Third woman member from the Northern Region
- In office 1960–1965
- Preceded by: New
- Succeeded by: Position abolished

Personal details
- Born: Victoria Nyarko 24 May 1934 Gold Coast
- Party: Convention People's Party
- Education: Wesley Girls' High School; St. Augustine's College;
- Alma mater: University of Ghana

= Victoria Nyarko =

Ghanaian politician

Victoria Nyarko was a Ghanaian civil servant and politician. She served as a member of the Parliament of Ghana from 1960 to 1966. She was the Third Member for the Northern Region from 1960 to 1966.

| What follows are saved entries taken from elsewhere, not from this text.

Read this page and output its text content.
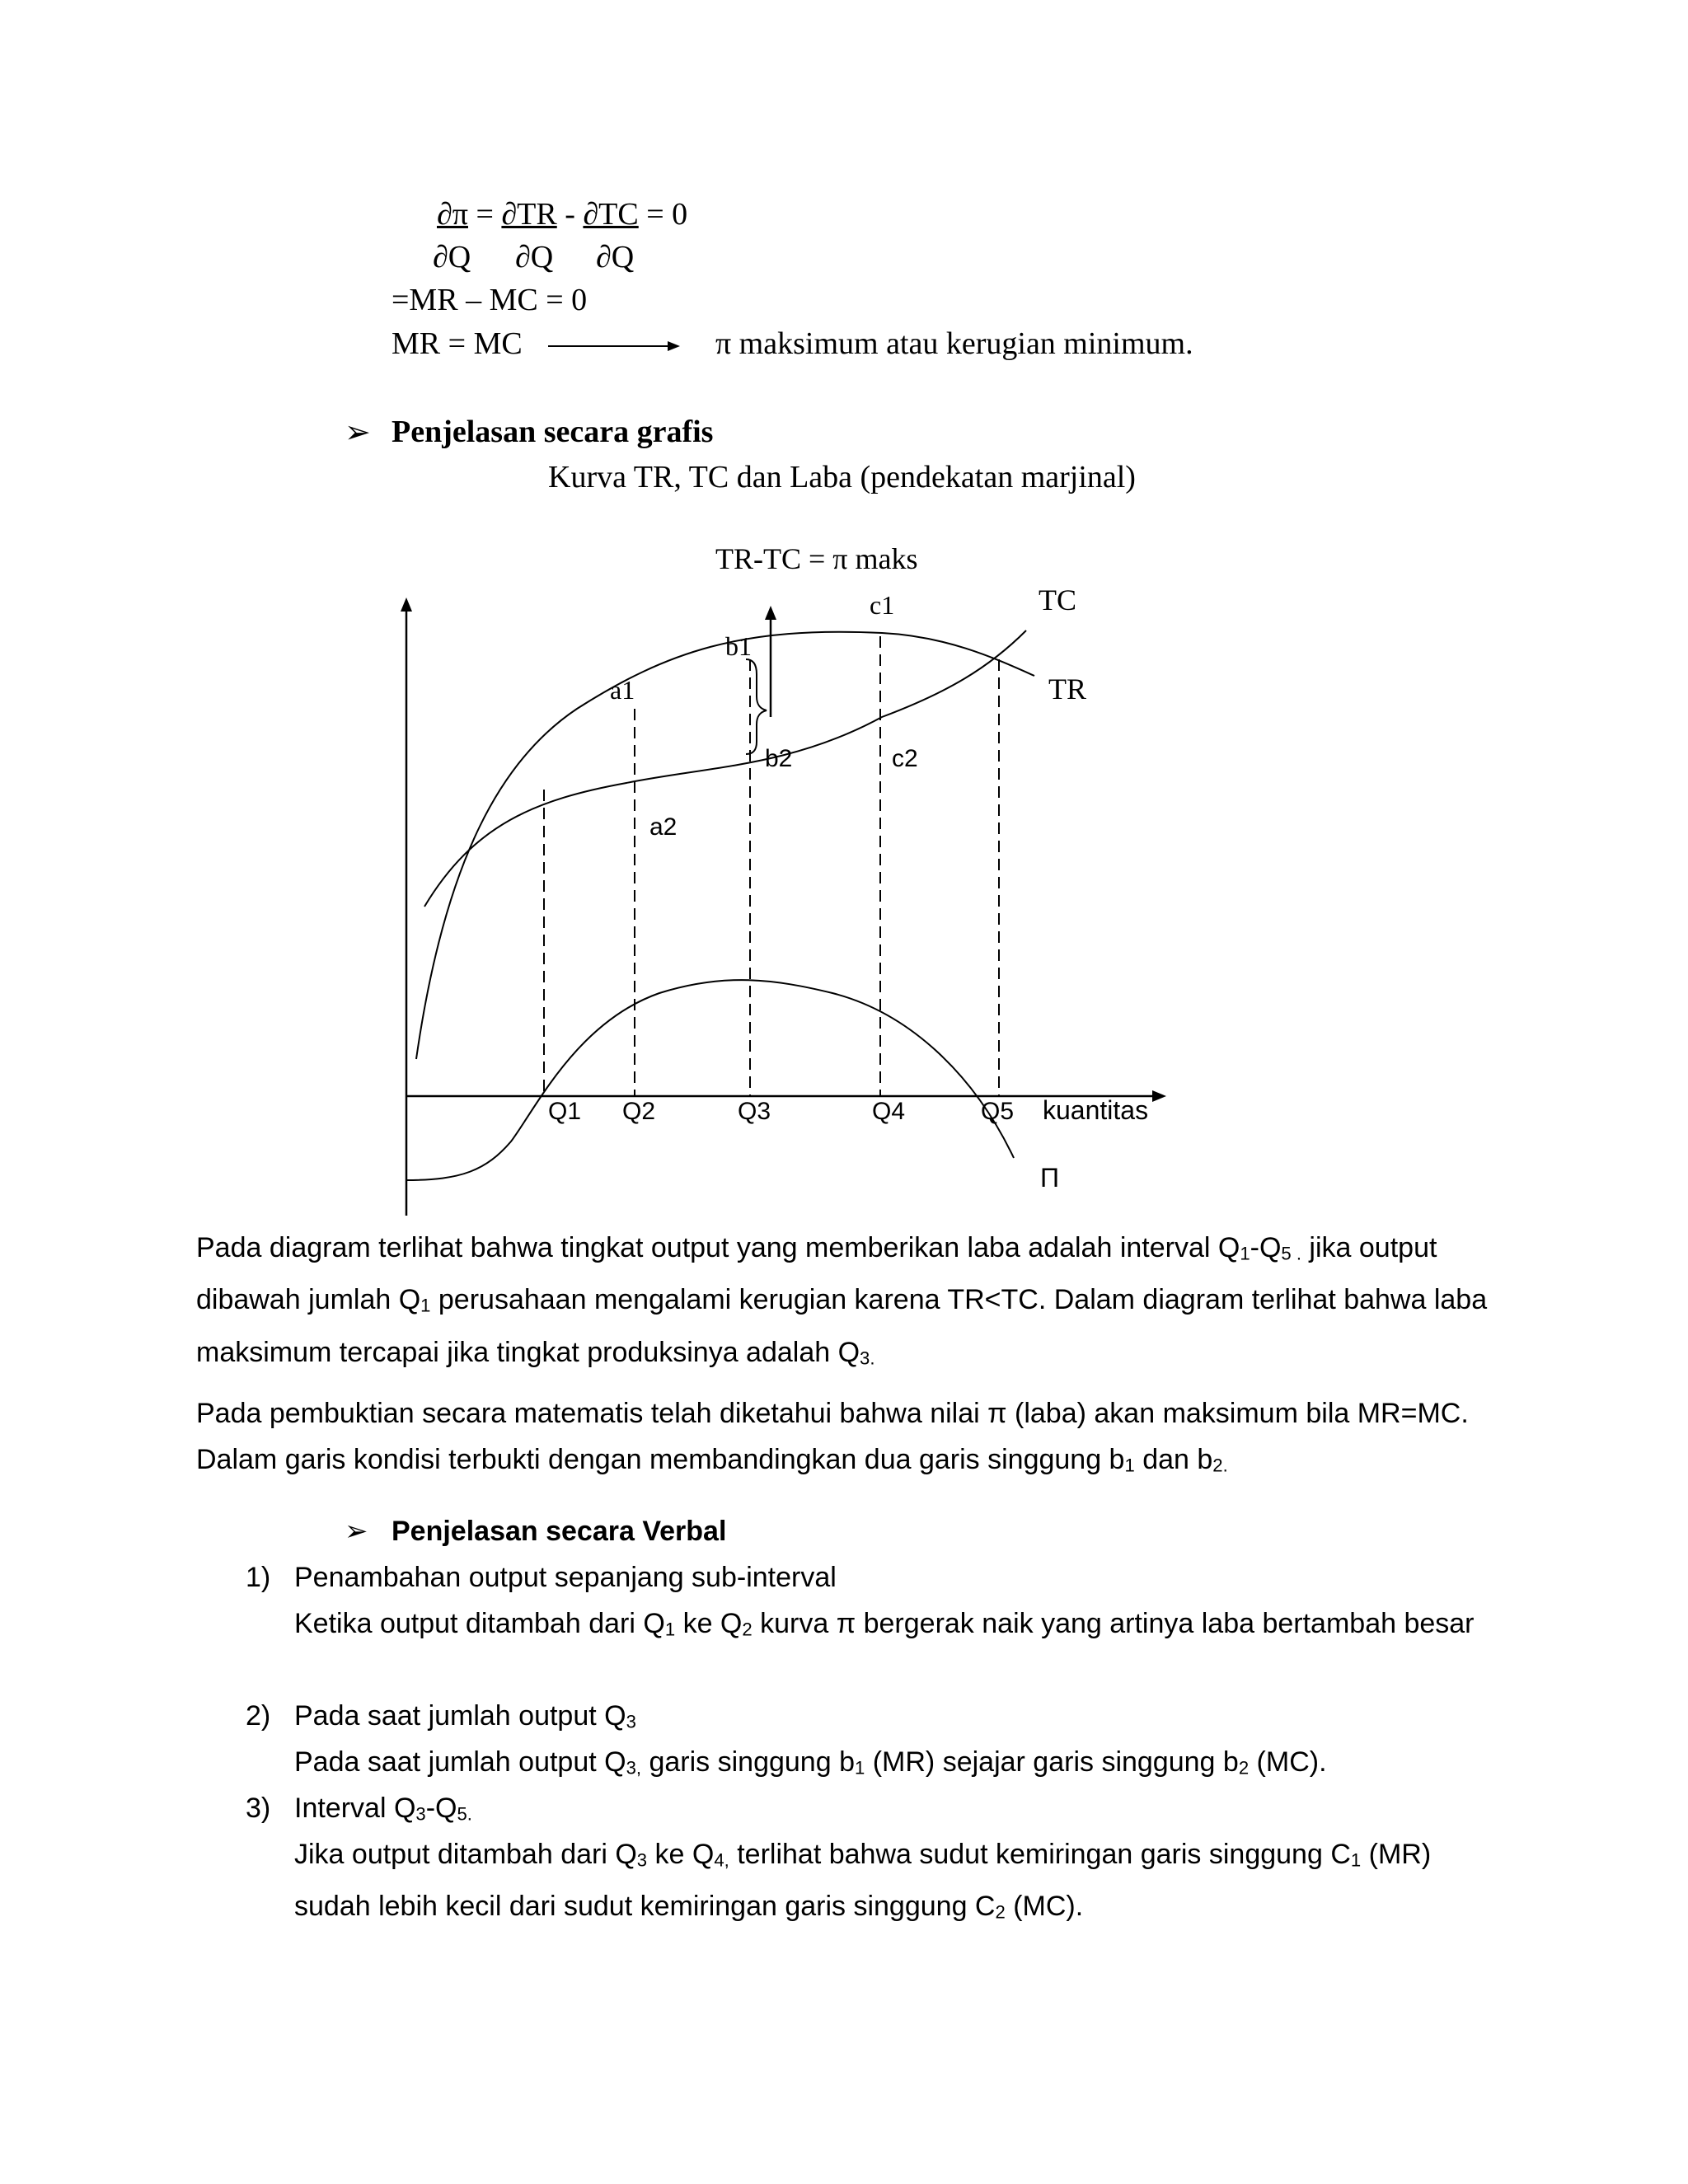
∂π = ∂TR - ∂TC = 0
∂Q ∂Q ∂Q
=MR – MC = 0
MR = MC	π maksimum atau kerugian minimum.
➢ Penjelasan secara grafis
Kurva TR, TC dan Laba (pendekatan marjinal)
TR-TC = π maks
c1	TC
TR
b1
a1
b2	c2
a2
Q1 Q2	Q3	Q4	Q5 kuantitas
Π
Pada diagram terlihat bahwa tingkat output yang memberikan laba adalah interval $Q_1-Q_{5 .}$ jika output dibawah jumlah $Q_1$ perusahaan mengalami kerugian karena TR<TC. Dalam diagram terlihat bahwa laba maksimum tercapai jika tingkat produksinya adalah $Q_{3.}$
Pada pembuktian secara matematis telah diketahui bahwa nilai π (laba) akan maksimum bila MR=MC. Dalam garis kondisi terbukti dengan membandingkan dua garis singgung $b_1$ dan $b_{2.}$
➢ Penjelasan secara Verbal
1) Penambahan output sepanjang sub-interval
Ketika output ditambah dari $Q_1$ ke $Q_2$ kurva π bergerak naik yang artinya laba bertambah besar
2) Pada saat jumlah output $Q_3$
Pada saat jumlah output $Q_{3,}$ garis singgung $b_1$ (MR) sejajar garis singgung $b_2$ (MC).
3) Interval $Q_3-Q_{5.}$
Jika output ditambah dari $Q_3$ ke $Q_{4,}$ terlihat bahwa sudut kemiringan garis singgung $C_1$ (MR) sudah lebih kecil dari sudut kemiringan garis singgung $C_2$ (MC).
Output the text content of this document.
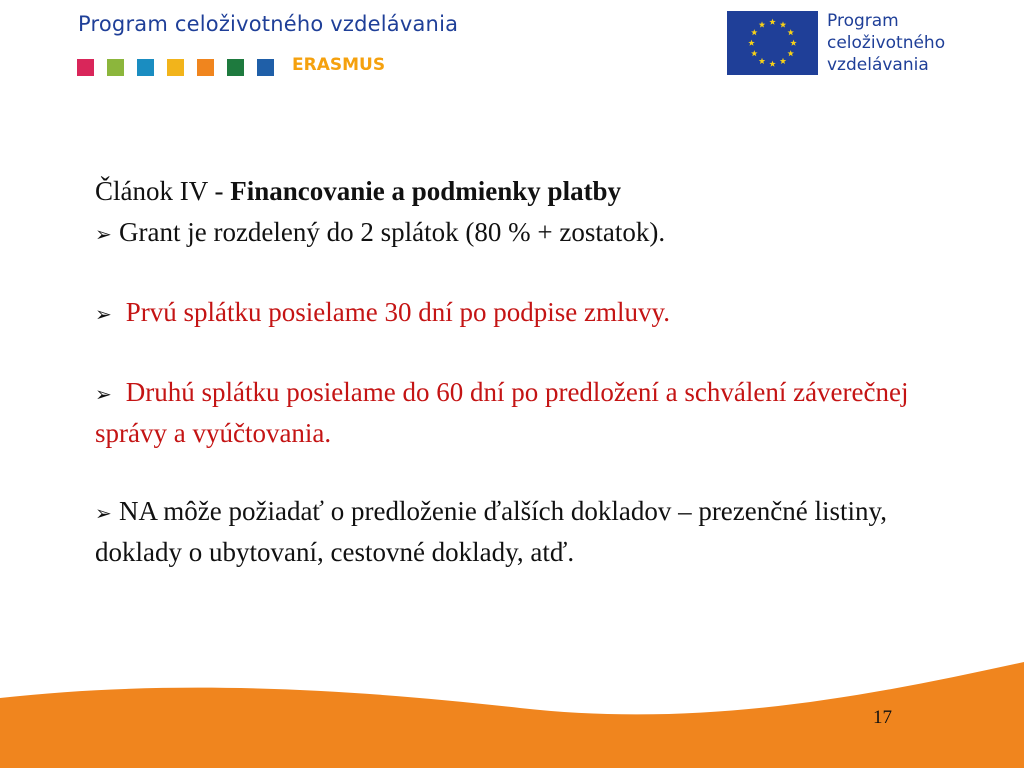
Program celoživotného vzdelávania
ERASMUS
Program
celoživotného
vzdelávania

Článok IV - Financovanie a podmienky platby

➢ Grant je rozdelený do 2 splátok (80 % + zostatok).

➢ Prvú splátku posielame 30 dní po podpise zmluvy.

➢ Druhú splátku posielame do 60 dní po predložení a schválení záverečnej správy a vyúčtovania.

➢ NA môže požiadať o predloženie ďalších dokladov – prezenčné listiny, doklady o ubytovaní, cestovné doklady, atď.

17
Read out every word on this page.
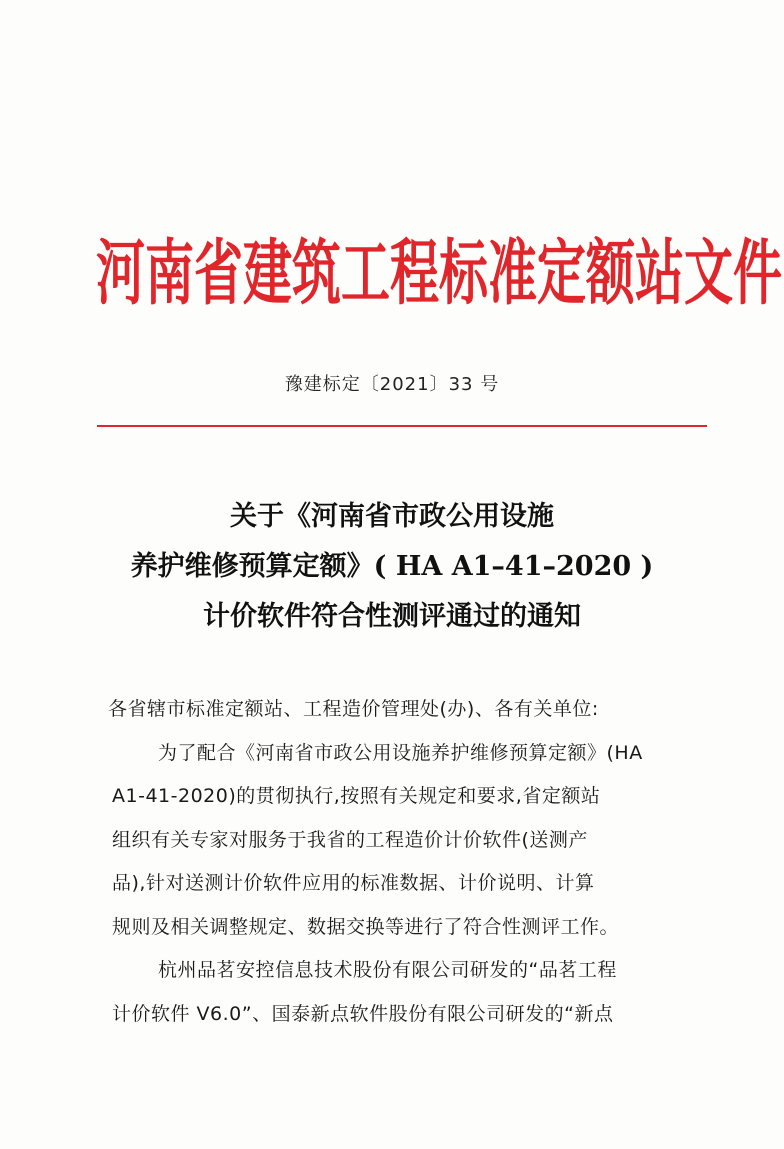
河南省建筑工程标准定额站文件
豫建标定〔2021〕33 号
关于《河南省市政公用设施
养护维修预算定额》( HA A1–41–2020 )
计价软件符合性测评通过的通知
各省辖市标准定额站、工程造价管理处(办)、各有关单位:
为了配合《河南省市政公用设施养护维修预算定额》(HA
A1-41-2020)的贯彻执行,按照有关规定和要求,省定额站
组织有关专家对服务于我省的工程造价计价软件(送测产
品),针对送测计价软件应用的标准数据、计价说明、计算
规则及相关调整规定、数据交换等进行了符合性测评工作。
杭州品茗安控信息技术股份有限公司研发的“品茗工程
计价软件 V6.0”、国泰新点软件股份有限公司研发的“新点
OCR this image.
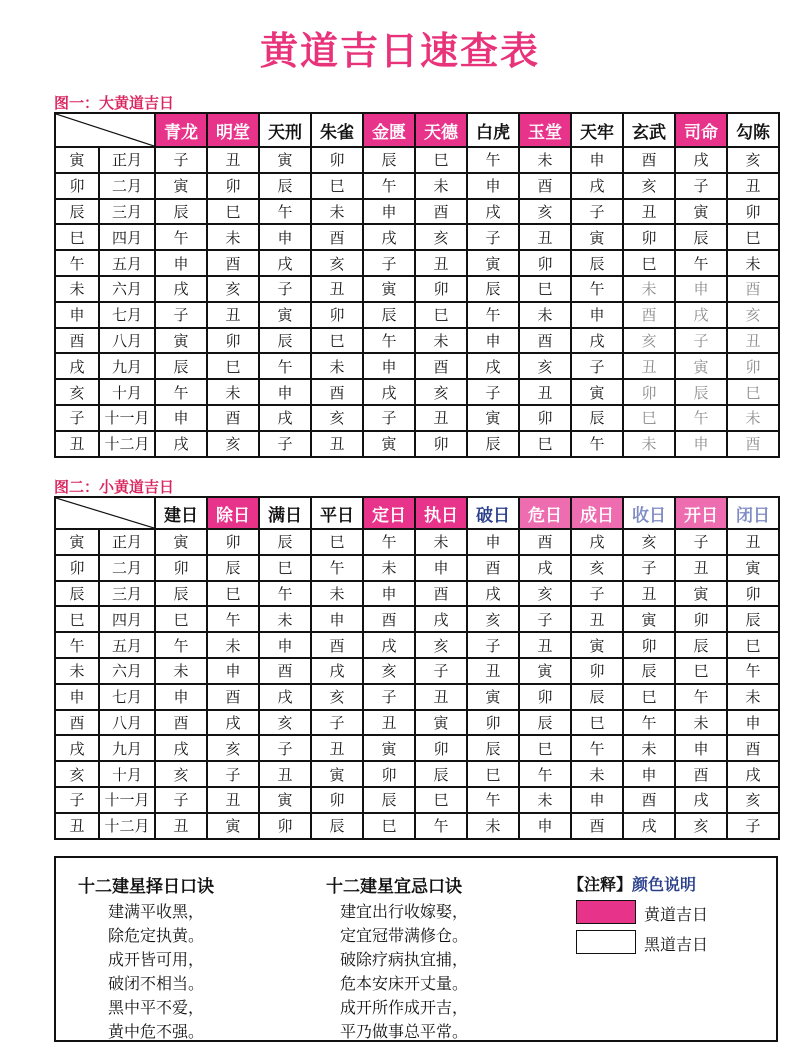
黄道吉日速查表
图一：大黄道吉日
	青龙	明堂	天刑	朱雀	金匮	天德	白虎	玉堂	天牢	玄武	司命	勾陈
寅	正月	子	丑	寅	卯	辰	巳	午	未	申	酉	戌	亥
卯	二月	寅	卯	辰	巳	午	未	申	酉	戌	亥	子	丑
辰	三月	辰	巳	午	未	申	酉	戌	亥	子	丑	寅	卯
巳	四月	午	未	申	酉	戌	亥	子	丑	寅	卯	辰	巳
午	五月	申	酉	戌	亥	子	丑	寅	卯	辰	巳	午	未
未	六月	戌	亥	子	丑	寅	卯	辰	巳	午	未	申	酉
申	七月	子	丑	寅	卯	辰	巳	午	未	申	酉	戌	亥
酉	八月	寅	卯	辰	巳	午	未	申	酉	戌	亥	子	丑
戌	九月	辰	巳	午	未	申	酉	戌	亥	子	丑	寅	卯
亥	十月	午	未	申	酉	戌	亥	子	丑	寅	卯	辰	巳
子	十一月	申	酉	戌	亥	子	丑	寅	卯	辰	巳	午	未
丑	十二月	戌	亥	子	丑	寅	卯	辰	巳	午	未	申	酉
图二：小黄道吉日
	建日	除日	满日	平日	定日	执日	破日	危日	成日	收日	开日	闭日
寅	正月	寅	卯	辰	巳	午	未	申	酉	戌	亥	子	丑
卯	二月	卯	辰	巳	午	未	申	酉	戌	亥	子	丑	寅
辰	三月	辰	巳	午	未	申	酉	戌	亥	子	丑	寅	卯
巳	四月	巳	午	未	申	酉	戌	亥	子	丑	寅	卯	辰
午	五月	午	未	申	酉	戌	亥	子	丑	寅	卯	辰	巳
未	六月	未	申	酉	戌	亥	子	丑	寅	卯	辰	巳	午
申	七月	申	酉	戌	亥	子	丑	寅	卯	辰	巳	午	未
酉	八月	酉	戌	亥	子	丑	寅	卯	辰	巳	午	未	申
戌	九月	戌	亥	子	丑	寅	卯	辰	巳	午	未	申	酉
亥	十月	亥	子	丑	寅	卯	辰	巳	午	未	申	酉	戌
子	十一月	子	丑	寅	卯	辰	巳	午	未	申	酉	戌	亥
丑	十二月	丑	寅	卯	辰	巳	午	未	申	酉	戌	亥	子
十二建星择日口诀
建满平收黑，
除危定执黄。
成开皆可用，
破闭不相当。
黑中平不爱，
黄中危不强。
十二建星宜忌口诀
建宜出行收嫁娶，
定宜冠带满修仓。
破除疗病执宜捕，
危本安床开丈量。
成开所作成开吉，
平乃做事总平常。
【注释】颜色说明
黄道吉日
黑道吉日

== Early life and education ==
Nyarko was born on 24 May 1934 at Nsawam. She had her early education at the Nsawam Methodist School and the Accra Methodist School, and later proceeded to Wesley Girls' High School, Cape Coast in 1949. Following her graduation in 1952, she entered St. Augustine's College, Cape Coast, in 1953 to study her sixth form courses. She passed the Cambridge Higher Certificate examinations with exemption in the Arts subjects in 1954. She enrolled at the University of the Gold Coast (now the University of Ghana) in October 1955 to study geography with Economics as a subsidiary subject. She graduated with her Bachelor of Arts degree in June 1958.

== Career and politics ==
Nyarko begun as an education officer at the Ghana Secondary Technical School in September 1958. In October 1959, she was appointed assistant secretary to the Ministry of Foreign Affairs, and in June 1960, she entered parliament. On 27 June 1960, she was among the 10 women who were elected unopposed on the ticket of the Convention People's Party. She entered parliament at the age of 26 as the Third Member for the Northern Region. She remained in parliament until 1965.